Metadata-Version: 2.4
Name: ji
Version: 0.0.6
Summary: An illustration of various embeddings
Home-page: https://github.com/t-c-w/ji
Author: Thor Whalen
License: apache-2.0
Platform: any
Description-Content-Type: text/markdown
License-File: LICENSE
Dynamic: license-file

# ji
An illustration of various embeddings

To install:	```pip install ji```

## Overview
The `ji` package provides a comprehensive suite of tools for embedding high-dimensional data into two dimensions using various techniques from the scikit-learn library. This is particularly useful for visualization, data compression, and improving the performance of machine learning algorithms on high-dimensional datasets. The package includes methods such as PCA, LDA, Isomap, Locally Linear Embedding (LLE), and t-SNE among others.

## Main Features
- **Dimensionality Reduction**: Simplify high-dimensional data to two dimensions using various statistical and machine learning methods.
- **Visualization**: Includes a function to create scatter plots of the embedded data, aiding in visual analysis.
- **Extensible**: Easily extendible to include more embedding methods or custom plotting functions.

## Usage Examples

### Basic Usage
To use the `ji` package to analyze and visualize embeddings, you can follow these steps. This example assumes you have a dataset `X` with corresponding labels `y`.

```python
from ji import analyze

# Assuming X and y are already defined
analyze(X, y)
```

### Using with Default Digits Dataset
If you do not specify `X` and `y`, `analyze` will load a pre-defined dataset of handwritten digits (6 classes) and perform the analysis on it.

```python
from ji import analyze

analyze()
```

### Custom Plot Function
You can also pass a custom plotting function to `analyze` to change how the embeddings are visualized.

```python
from ji import analyze
import matplotlib.pyplot as plt

def custom_plot(X, y):
    plt.scatter(X[:, 0], X[:, 1], c=y, cmap='viridis', edgecolor='k')

analyze(plot_fun=custom_plot)
```

## Documentation

### `scatter_plot(X, y)`
Plots a simple scatter plot of the data.
- **Parameters**:
  - `X`: 2D numpy array, the data points to plot.
  - `y`: 1D numpy array, the target labels for coloring the points.

### `analyze(X=None, y=None, plot_fun=scatter_plot, data_name='data')`
Main function to perform and visualize various embeddings.
- **Parameters**:
  - `X`: 2D numpy array, the input data.
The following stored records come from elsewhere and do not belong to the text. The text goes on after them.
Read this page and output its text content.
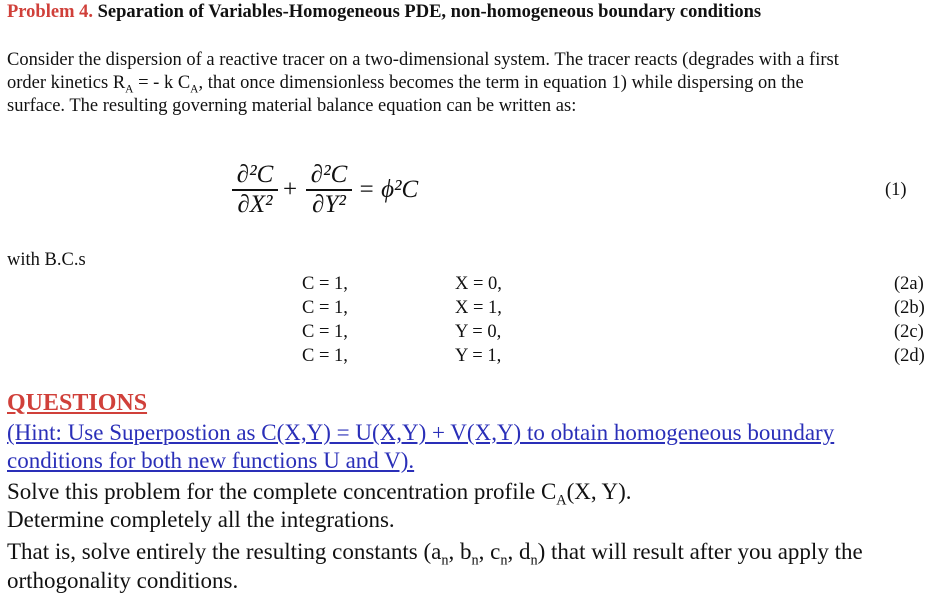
Problem 4. Separation of Variables-Homogeneous PDE, non-homogeneous boundary conditions
Consider the dispersion of a reactive tracer on a two-dimensional system. The tracer reacts (degrades with a first
order kinetics $R_A$ = - k $C_A$, that once dimensionless becomes the term in equation 1) while dispersing on the
surface. The resulting governing material balance equation can be written as:
∂²C
∂X²
+
∂²C
∂Y²
= ϕ²C	(1)
with B.C.s
C = 1,	X = 0,	(2a)
C = 1,	X = 1,	(2b)
C = 1,	Y = 0,	(2c)
C = 1,	Y = 1,	(2d)
QUESTIONS
(Hint: Use Superpostion as C(X,Y) = U(X,Y) + V(X,Y) to obtain homogeneous boundary
conditions for both new functions U and V).
Solve this problem for the complete concentration profile $C_A(X$, Y).
Determine completely all the integrations.
That is, solve entirely the resulting constants ($a_n$, $b_n$, $c_n$, $d_n$) that will result after you apply the
orthogonality conditions.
If `None`, a default dataset (digits) is loaded.
  - `y`: 1D numpy array, the target labels corresponding to `X`. Required if `X` is not `None`.
  - `plot_fun`: Function used to plot the embedding. Defaults to `scatter_plot`.
  - `data_name`: String, a name for the dataset to be displayed in plot titles.
- **Embedding Techniques**:
  - Random Projection
  - PCA (Principal Component Analysis)
  - LDA (Linear Discriminant Analysis)
  - Isomap
  - Standard LLE (Locally Linear Embedding)
  - Modified LLE
  - Hessian LLE
  - LTSA (Local Tangent Space Alignment)
  - MDS (Multidimensional Scaling)
  - Random Trees Embedding
  - Spectral Embedding
  - t-SNE (t-Distributed Stochastic Neighbor Embedding)

This package is designed to be a practical tool in both educational and research settings for those interested in the field of machine learning, data science, and pattern recognition.